For most organizations, the clear boundaries of who is “in” and who is not are becoming blurred, and what seemed like bright line differences are now becoming like concentric circles, where the types of people and organizations working together to create value vary widely, and system participants exist along a spectrum.

Consider some vendors in a value chain ecosystem who - in every other way but being on a company’s payroll - act like employees. Are they part of the organization or external? In today’s world, perhaps the answer is not such a simple either/or. It might be more helpful to see some participants as neither at the inner core, nor fully external.

Defining the “who” matters because it can radically expand or contract your focus when evaluating whether your operating model will deliver on your strategy. We believe companies should increasingly have strategies for how they deal with “quasi-employees” and other participants in their system who are neither traditional “inner core” employees, nor fully external.

Leaders have an opportunity to take control of their ecosystems and shift from passive subjects to deliberate architects of a much broader range of participants in the organizational system. Taking a holistic, systemic approach to operating model design and including the broader ecosystem as part of the solution space can deliver real opportunities for value creation. To ensure organizations can deliver on their strategic value agenda in an increasingly complex world of opportunities, we believe leaders must incorporate ecosystem design into the operating model design process and pressure-test old boundaries, become more expansive in the scope and aspirations of the redesign, and explicitly create more flexible organizational perimeters that effectively utilize the concentric circles of people and organizations within an ecosystem.

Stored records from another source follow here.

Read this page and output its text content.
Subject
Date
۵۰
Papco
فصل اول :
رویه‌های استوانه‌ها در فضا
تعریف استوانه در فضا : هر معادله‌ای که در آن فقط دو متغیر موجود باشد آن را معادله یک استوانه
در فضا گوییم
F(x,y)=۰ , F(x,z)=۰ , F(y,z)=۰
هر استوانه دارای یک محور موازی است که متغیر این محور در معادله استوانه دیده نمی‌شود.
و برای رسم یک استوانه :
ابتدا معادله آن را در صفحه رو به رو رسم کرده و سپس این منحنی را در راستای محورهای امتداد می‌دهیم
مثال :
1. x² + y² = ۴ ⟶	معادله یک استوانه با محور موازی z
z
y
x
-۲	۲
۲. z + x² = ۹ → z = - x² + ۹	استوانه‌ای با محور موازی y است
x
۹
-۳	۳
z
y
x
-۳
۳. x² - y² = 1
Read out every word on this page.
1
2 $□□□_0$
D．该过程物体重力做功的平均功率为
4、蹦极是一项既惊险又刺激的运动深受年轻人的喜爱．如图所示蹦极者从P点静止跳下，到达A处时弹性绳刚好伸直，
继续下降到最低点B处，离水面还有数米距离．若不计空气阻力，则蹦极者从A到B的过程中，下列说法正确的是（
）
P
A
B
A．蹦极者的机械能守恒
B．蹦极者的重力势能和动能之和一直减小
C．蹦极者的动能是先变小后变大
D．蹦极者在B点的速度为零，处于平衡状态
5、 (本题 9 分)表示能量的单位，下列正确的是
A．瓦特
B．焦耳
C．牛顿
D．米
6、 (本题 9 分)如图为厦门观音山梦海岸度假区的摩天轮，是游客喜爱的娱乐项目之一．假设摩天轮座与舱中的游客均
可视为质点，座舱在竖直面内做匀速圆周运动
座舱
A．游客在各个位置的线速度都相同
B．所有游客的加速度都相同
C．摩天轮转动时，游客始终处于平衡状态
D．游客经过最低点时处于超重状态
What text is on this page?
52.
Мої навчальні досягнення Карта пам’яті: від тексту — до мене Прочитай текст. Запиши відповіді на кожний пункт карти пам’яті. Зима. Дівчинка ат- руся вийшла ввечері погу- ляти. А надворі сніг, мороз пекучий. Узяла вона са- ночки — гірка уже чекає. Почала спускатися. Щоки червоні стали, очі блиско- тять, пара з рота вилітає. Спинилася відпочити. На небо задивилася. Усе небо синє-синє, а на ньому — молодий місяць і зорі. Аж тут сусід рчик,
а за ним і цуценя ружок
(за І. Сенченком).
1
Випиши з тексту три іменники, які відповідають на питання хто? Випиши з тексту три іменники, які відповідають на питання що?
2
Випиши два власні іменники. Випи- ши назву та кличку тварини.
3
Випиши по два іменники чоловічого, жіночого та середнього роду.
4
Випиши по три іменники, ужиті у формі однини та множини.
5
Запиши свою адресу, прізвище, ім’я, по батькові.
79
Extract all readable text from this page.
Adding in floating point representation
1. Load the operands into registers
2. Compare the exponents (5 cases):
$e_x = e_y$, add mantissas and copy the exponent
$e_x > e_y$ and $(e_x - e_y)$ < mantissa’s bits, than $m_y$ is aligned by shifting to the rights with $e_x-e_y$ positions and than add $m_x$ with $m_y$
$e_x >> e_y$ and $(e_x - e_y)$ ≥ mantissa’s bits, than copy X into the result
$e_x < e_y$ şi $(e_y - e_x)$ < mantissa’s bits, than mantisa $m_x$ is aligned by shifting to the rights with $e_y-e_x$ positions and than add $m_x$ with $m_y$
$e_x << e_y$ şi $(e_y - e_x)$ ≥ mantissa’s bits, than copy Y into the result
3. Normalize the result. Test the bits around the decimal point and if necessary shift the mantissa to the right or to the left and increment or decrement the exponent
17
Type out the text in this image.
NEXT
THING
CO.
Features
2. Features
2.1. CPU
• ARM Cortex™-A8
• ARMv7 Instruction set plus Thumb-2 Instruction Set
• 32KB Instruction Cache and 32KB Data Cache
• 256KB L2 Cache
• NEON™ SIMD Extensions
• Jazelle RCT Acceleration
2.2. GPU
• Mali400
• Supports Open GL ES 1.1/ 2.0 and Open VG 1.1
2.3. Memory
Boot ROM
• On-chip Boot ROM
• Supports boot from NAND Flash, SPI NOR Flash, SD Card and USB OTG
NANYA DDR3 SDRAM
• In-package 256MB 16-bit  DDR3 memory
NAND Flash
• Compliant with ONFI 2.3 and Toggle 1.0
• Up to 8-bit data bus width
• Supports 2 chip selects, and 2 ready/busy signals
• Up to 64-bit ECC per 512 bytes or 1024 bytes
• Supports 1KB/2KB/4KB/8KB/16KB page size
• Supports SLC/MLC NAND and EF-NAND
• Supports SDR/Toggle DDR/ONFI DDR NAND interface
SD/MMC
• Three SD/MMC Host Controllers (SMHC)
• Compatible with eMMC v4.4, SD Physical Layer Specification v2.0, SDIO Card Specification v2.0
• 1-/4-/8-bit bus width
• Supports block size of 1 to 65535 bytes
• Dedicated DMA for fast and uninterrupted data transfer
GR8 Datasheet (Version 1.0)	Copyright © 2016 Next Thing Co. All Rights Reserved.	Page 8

An insightful example of this is the ubiquitous credit card company Visa ™. When the credit card business exploded onto the banking scene in 1966, the initial impact was chaotic. The systems for managing sales drafts, data entry and clearing of sales were primitive; each merchant-signing bank accepted all transactions regardless of the issuing bank, and reimbursed itself by drawing a draft on each issuing bank through the Federal Reserve system. The clearing draft was then posted to a suspense ledger while waiting for the merchant bank to send them through the U.S. mail. And that is only half of the utterly complex, siloed process that effectively led to hundreds of millions of unprocessed transactions and, ultimately, provided opportunities for criminal activity.

Dee Hock, a bank official, was involved in organizing regional committees to help address these major issues. Hock would eventually go on to found Visa™ by shifting from a passive subject to a deliberate architect of the banking ecosystem in which the credit card idea was born. While there is nothing simple about the processes and structures that had to be developed to deliver on the ultimate goal, Hock understood early on that no one bank or financial institution could own the credit card (or resolve the myriad problems it produced) and developed an idea of a self-organizing, networked organization that could evolve, organize and invent itself. Rather than design the organization, Hock came up with some basic principles of organizing that would facilitate the complex self-organization of the committees that had already been created.

When leaders let go of old paradigms and adopt new ones, it unlocks opportunities in our increasingly connected world— one where the sources of value are constantly changing. Because these shifts are constant, successful leaders will need to take an open systems view over a mechanistic view or organizations. Not only will leaders begin to better understand the current landscape, they will be empowered to make choices on what to do about it and expand value creation opportunities.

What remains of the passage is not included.